Many respected Muslim scholars are making a stand against the false propaganda of depicting secularism as an opposition to Islam. We have a 1000 year model of secularism here in the Indian subcontinent under Muslim rulers. During those centuries India was the wealthiest nation on earth.
The greatest model of secularism was established by Muhammad (PBUH), the Messenger of Allah, when he signed the Medina Charter.
Being the youngest of the Abrahamic religions, Islam is automatically accommodating all the Prophets of the Jews and the Christians.
Whether a State should be declared secular or not is not a religious issue; it is a constitutional issue. Secularism guarantees freedom of religion to all of the citizens of a state without bias or reasons for making anyone a 2nd class citizen on account of his or her faith.
Muslim rulers of India never declared Islam as a "state" religion.
GOOD comment but did people really know anything about secularism in those days?

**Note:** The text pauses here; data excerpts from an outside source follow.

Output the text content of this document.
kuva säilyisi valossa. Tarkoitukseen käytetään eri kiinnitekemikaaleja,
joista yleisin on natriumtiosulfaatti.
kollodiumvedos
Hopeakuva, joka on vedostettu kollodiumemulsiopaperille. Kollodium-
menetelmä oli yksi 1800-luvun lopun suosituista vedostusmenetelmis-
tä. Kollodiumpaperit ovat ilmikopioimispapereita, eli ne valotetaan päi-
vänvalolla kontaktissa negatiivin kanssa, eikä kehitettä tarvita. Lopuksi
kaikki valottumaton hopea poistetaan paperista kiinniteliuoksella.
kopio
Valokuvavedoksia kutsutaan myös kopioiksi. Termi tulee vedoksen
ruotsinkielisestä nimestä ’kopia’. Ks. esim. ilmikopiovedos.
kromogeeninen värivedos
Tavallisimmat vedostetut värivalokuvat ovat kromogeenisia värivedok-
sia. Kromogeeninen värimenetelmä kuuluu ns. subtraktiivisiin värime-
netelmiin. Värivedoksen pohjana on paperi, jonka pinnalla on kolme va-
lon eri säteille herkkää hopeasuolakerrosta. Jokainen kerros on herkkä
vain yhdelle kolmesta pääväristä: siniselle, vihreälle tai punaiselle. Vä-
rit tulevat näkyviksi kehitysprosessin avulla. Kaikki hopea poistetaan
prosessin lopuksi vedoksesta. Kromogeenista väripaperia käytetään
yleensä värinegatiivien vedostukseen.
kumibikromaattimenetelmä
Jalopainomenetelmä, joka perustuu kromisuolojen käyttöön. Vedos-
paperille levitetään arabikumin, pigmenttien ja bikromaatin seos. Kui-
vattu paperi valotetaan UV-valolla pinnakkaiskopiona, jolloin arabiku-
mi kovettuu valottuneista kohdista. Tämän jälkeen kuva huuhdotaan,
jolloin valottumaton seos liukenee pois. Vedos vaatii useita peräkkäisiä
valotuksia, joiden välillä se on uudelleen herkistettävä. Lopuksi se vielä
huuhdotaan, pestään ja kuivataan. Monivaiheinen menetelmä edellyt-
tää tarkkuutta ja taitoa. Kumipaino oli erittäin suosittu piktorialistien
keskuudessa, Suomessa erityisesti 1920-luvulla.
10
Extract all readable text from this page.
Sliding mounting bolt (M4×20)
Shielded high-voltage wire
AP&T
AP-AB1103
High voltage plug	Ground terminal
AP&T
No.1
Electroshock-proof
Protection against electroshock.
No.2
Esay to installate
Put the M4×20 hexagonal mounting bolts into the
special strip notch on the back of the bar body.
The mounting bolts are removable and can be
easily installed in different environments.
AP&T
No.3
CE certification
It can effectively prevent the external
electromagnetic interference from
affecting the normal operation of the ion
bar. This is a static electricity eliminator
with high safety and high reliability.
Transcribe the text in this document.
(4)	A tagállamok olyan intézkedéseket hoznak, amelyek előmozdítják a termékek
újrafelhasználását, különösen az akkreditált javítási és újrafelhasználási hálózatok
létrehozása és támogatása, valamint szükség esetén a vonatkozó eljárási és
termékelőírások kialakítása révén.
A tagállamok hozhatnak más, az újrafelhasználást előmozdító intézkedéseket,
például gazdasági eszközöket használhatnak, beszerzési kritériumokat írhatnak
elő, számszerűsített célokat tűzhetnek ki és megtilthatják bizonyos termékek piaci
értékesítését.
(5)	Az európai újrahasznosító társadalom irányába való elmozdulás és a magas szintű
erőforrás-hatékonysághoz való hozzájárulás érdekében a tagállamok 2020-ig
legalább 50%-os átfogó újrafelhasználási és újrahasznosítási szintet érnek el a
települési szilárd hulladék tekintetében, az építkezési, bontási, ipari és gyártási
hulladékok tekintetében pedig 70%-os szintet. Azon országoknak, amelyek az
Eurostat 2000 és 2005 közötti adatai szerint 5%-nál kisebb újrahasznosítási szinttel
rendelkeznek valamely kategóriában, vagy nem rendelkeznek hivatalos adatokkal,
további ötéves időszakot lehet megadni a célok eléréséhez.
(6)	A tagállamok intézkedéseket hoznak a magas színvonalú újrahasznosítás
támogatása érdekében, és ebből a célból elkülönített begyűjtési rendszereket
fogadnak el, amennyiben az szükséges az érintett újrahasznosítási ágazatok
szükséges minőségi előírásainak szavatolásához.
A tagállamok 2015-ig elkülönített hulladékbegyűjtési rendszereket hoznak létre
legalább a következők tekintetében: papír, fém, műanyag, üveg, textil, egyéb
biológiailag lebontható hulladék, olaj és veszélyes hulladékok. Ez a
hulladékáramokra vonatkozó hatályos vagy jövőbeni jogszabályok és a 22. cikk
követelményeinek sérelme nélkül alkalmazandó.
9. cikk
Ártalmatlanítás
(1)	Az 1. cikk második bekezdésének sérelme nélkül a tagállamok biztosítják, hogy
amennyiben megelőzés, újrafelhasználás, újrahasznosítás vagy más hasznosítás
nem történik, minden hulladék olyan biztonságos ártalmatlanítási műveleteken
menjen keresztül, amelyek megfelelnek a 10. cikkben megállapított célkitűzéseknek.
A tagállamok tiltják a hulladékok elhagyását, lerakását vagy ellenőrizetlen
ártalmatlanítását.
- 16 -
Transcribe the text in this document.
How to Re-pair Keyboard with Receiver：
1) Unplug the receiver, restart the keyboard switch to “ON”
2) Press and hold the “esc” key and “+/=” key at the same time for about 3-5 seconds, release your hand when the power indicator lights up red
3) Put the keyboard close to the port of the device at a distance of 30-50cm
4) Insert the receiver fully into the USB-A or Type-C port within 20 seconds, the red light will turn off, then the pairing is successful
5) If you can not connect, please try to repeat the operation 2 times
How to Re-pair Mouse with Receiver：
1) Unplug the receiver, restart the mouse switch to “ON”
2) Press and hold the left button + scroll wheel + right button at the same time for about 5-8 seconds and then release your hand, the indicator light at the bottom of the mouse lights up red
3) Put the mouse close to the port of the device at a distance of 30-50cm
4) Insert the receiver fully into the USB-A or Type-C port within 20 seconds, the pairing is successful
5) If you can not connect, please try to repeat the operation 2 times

The point is that secularism was being practiced in the time of the Prophet and the Muslim Mughal rulers of India, even if it was not labelled as "secularism". The concept is not new to Islam, it is compatible with Islam and is the solution to what ails us today. Given the sectarianism within Islam itself, secularism is the answer not only to making peace among fellow Muslims of different sects but also among Muslims, and followers of other religions as well as those who do not subscribe to any religion at all. We need to allow everyone to follow their own conscience in religious matters and this is possible in a secular state. Islam is in no danger and never has been especially in Pakistan with a 97% Muslim majority. The only danger is to political agendas which exploit religion to oppress people.